Forex Bible
Japanese Candlesticks
The Japanese candlesticks have no real date of birth and we don’t know who invented it. They are possibly the result of a collective work, and of successive developments in time. In the XVII century, the Japanese began to use the technical analyses in the rice trade.
In the XVIII century, a legendary trader by the name of Mister Munehisa Homma (born in 1724 in Sakata, Japan) became one of he richest men in Japan by using a system of graphic representation of the rates known as the Japanese Candelsticks. Mister Homma nicknamed ‘the markets god” » was the son of a rich merchant’s family. Homma was interested in the rice selling price.
As the prices of the rice changed a lot, Homma created a system that enabled him to know the evolution of the rice exchange rates.
He put men on the roofs of houses between Sakata and Osaka (about 500 km), these men gave him information about the evolution of the exchange rates, with the use of flags. Thanks to this system, he quickly earned a lot of money which he speculated on the prices of rice in the Dojima Eice Exchange in Osaka. He changed his system into a graphic configuration easy to interpret. The candlesticks were born….
Thanks to this system, Homma speculated in Edo (nowadays Tokyo) and created a very important fortune that he was soon considered the richest man in Japan. A legend says that “one day he made a hundred consecutive financial operations and did not lose any one.” A few years before he died in 1803, he received the title of Samurai; Homma left two books about his graphic technique: Sakata Senho and Soba Sani No Den.
It was in the 1990s when the traders rediscovered the Japanese candlesticks, thanks to Steve Nison. Now they are used by a large number of the investors in the world.
Here are the representation of the Japanese Candlesticks. The red candlestick represents a bearish candlestick (it is also often represented in black), the green candlestick represents the bullish candlestick (it is also often represented by a white candlestick).
To draw a Japanese candlestick, it is necessary to know: the opening price, the closing price, the higher and the lower level.
A candlestick is made up of a body (large part) and in general with two shadows (vertical line below and above the body).
A green or white candlestick means that the closing has been higher than the opening price, and to the contrary, a red or black candlestick means that the closing has been done under the opening price.

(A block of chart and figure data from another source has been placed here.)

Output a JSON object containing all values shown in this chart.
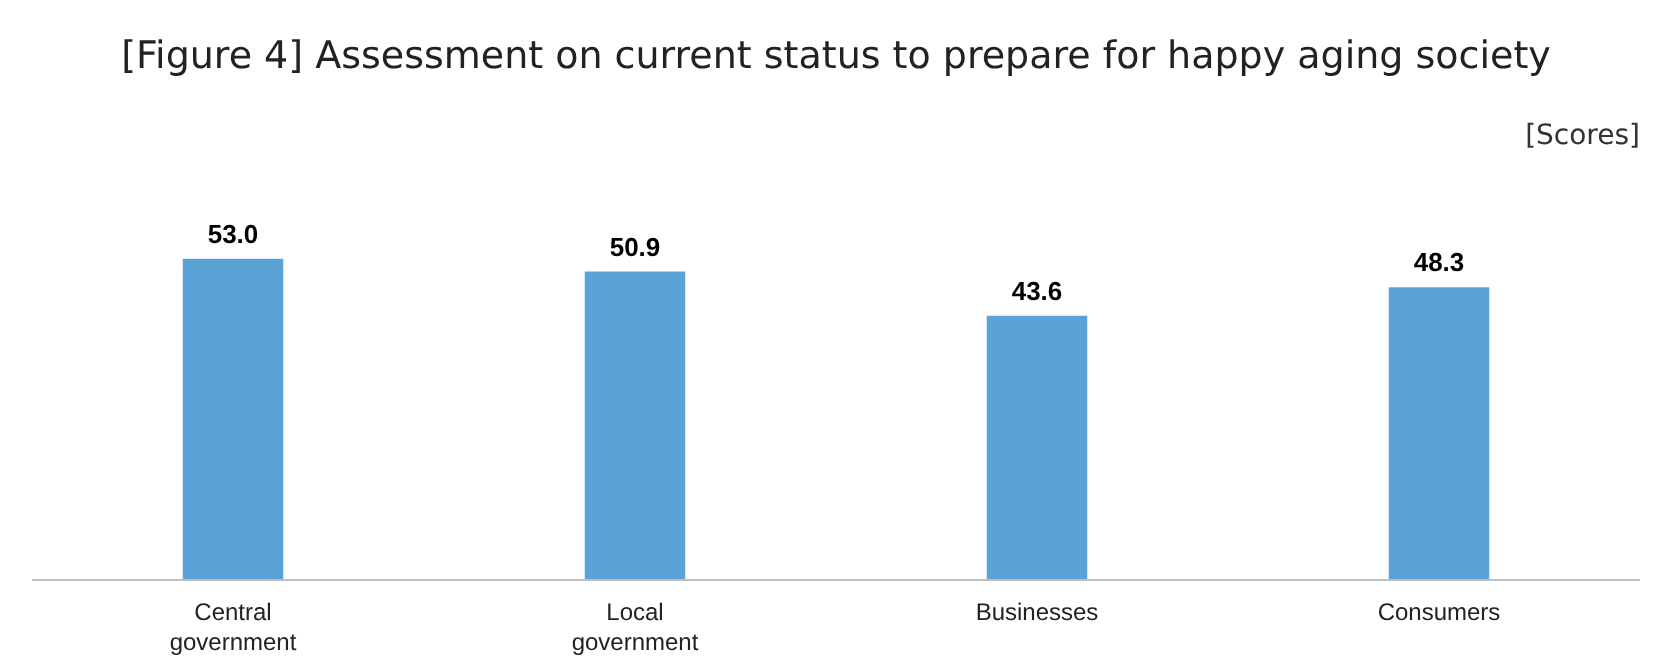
{
  "chart_data": {
    "type": "bar",
    "title": "[Figure 4] Assessment on current status to prepare for happy aging society",
    "ylabel": "[Scores]",
    "categories": [
      "Central government",
      "Local government",
      "Businesses",
      "Consumers"
    ],
    "values": [
      53.0,
      50.9,
      43.6,
      48.3
    ],
    "color": "#5ba3d6",
    "data_labels": true,
    "value_labels": [
      "53.0",
      "50.9",
      "43.6",
      "48.3"
    ]
  }
}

The Japanese candlesticks are a graphic representation that enables one to visualize technical configurations such as the: hammer, the doji, the shooting star, and the hung, as well as several other configurations that make clear the entry or exit signals on the markets.

Before studying the different technical configurations formed by the Japanese candlesticks, let’s first study the different shapes that the candlestick can have.
The candlesticks can have the « marubozu » shape (black or white – red or green) also called “long” (black or white – red or green). These candlesticks represent a strong purchasing or selling presence. In fact, the opening corresponds to the lower level whereas the closing corresponds to the higher point for a green marubozu and the opposite for a red marubozu.
They can have the shape of :
- “Bullish belt loops” which indicate a possible future bullish tendency if the candlesticks are in a rather low price area.
- «Bearish belt loops» which indicate a possible future bearish tendency if the candlesticks are in a rather high price area.
- «Hammers» which are the sing of a bullish reversal when they are on the low points of a bearish tendency. These are called “hung” when they are on high points of a bullish tendency, they announce a bearish exchange rate easing
- “High waves” that can be the signal of a tendency reversal.
- “Inverted hammers” that can be the sign of a bullish tendency change when they are in a bearish market. When they are on the highs of a bullish tendency, they are called “shooting stars” and are announcing an exchange rate easing.
- “Dojis” which translate a great indecisiveness of the stakeholders, a fight between the people who supply and the people who demand, between buyers and sellers. The dojis represent candlesticks that show the closing has been at the same level as the opening. They indicate in general a future important exchange rate movement.